Disparities for students with disabilities intersect with race

Studies have demonstrated that Black children are no more likely to misbehave than kids from other racial backgrounds, but they are penalized for their behavior at a higher rate—especially Black children with disabilities—a disparity that has drawn bipartisan condemnation.

Some have warned that having police officers in schools may cause more harm than good. A 2018 study by the Texas Education Research Center found that Texas experienced lower high school graduation and college enrollment rates following increased police presence in its public schools. In lieu of police referrals, the American Civil Liberties Union has urged schools to handle student altercations and events that rise to the level of disorderly conduct with alternative methods that are less harmful to students.
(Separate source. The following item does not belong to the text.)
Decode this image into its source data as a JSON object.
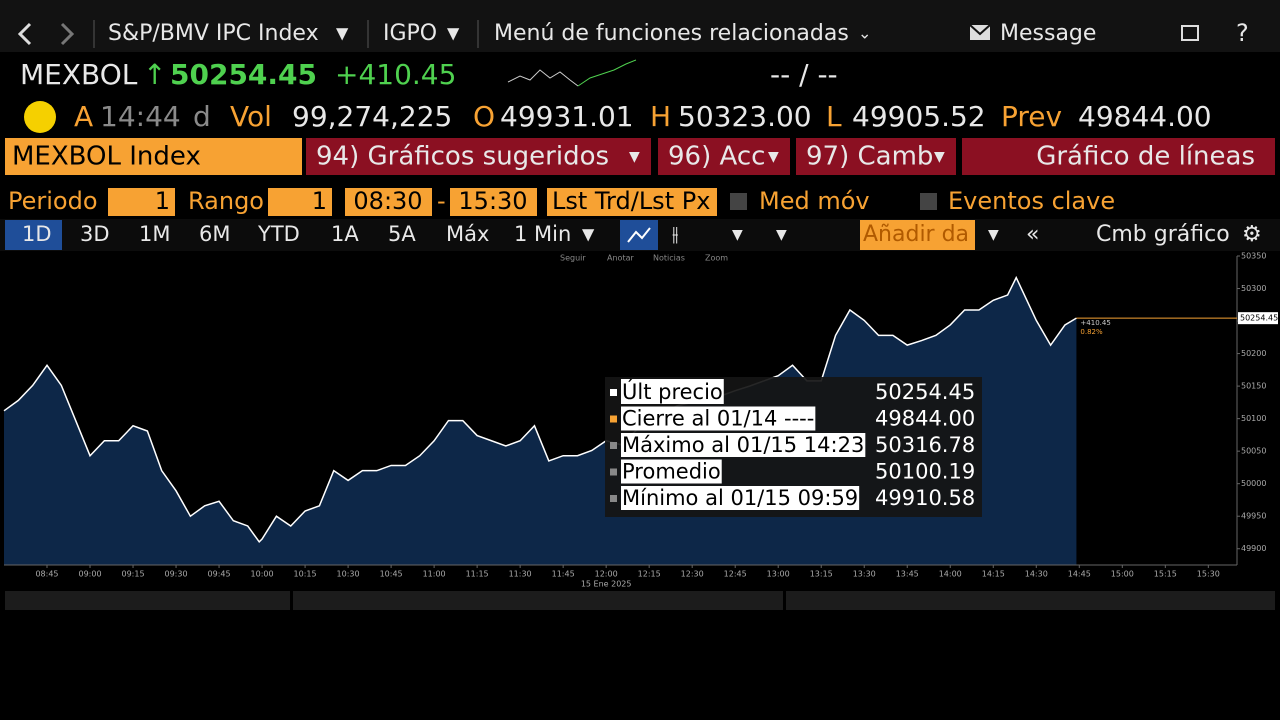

A number of states have made efforts to redress disparities within law enforcement referrals and on-campus arrests. Dallas public schools, for instance, have discussed reallocating funding toward hiring more school counselors, in hopes of preemptively addressing behavioral problems before they would require further intervention. In Nashville, Tennessee, public school administrators have found success in placing officers on patrol outside elementary schools and staffing "safety ambassadors" inside in their place. These efforts reduced student arrests by 70% for children 12 years and under.

Still, the onus may be on individual states to pursue new solutions in the face of the disparate treatment students with disabilities receive from school police officers. Proposed federal legislation backed by the ACLU that would've diverted money for school police toward funding more school counselors in 2022 has struggled to gain enough congressional support to enact it into law.